I had to step out of my comfort zone to build this model. I learned about Bayesian Inference this year, however we only briefly touched on it and discussed the differences between Frequentist and Bayesian statistics. We did not calculate any credibility intervals or look at large data sets. While I have used R before, I did not move beyond calculations until this project and I had never worked with a large dataset in any programming language before. I am thrilled to have a working model that I can add more to and update as new polls are added. As of December 10th, there are less than 15 states that have state level polling information, and there are only a handful of nationwide polls. The first thing I want to work on is the automation of pulling new polling data. Currently, I input the data manually for each poll. R already has libraries that support getting data from web pages, but it was another new topic to learn that I eventually cut from my project so that I could be sure to have a working prediction. Once web scraping is working, I want to turn that tool onto fivethirtyeight.com and scrape pollster rankings. I want to use these rankings to weight the effects that the polling data has on my model. That way, a high quality poll will have a larger effect than a poll that has more error or bias.

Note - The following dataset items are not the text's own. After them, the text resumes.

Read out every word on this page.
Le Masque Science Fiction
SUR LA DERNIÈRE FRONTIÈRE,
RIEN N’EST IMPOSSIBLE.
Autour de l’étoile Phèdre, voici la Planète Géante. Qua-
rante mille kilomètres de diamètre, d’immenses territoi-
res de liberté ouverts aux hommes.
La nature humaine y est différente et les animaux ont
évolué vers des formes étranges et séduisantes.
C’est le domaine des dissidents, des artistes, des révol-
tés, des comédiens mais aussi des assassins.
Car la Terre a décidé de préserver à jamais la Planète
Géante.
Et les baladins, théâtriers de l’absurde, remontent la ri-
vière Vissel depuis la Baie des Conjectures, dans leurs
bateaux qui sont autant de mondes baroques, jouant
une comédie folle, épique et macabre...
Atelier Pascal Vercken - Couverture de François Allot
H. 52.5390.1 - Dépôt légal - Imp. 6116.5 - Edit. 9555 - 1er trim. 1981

As I update my model and we get closer to the 2020 election, I hope to compare my results with other election forecasters such as the aforementioned fivethirtyeight, 270towin, and votamatic. Long term, fivethirtyeight has a blog post about self assessment over multiple predictions that I plan on working through. I need to learn about and make calibration plots and skill scores. Calibration plots will help me determine if things that I predict with a given percentage actually occur with that percentage and skill scores compare my prediction vs some sort of a set guess, like every candidate has the same probability of winning. As it stands, I do not have enough information to assess my forecasts, but since this model is in a working state, I can continue to update it for any election that I am interested in, creating more and more data that I can use to assess the validity of my model.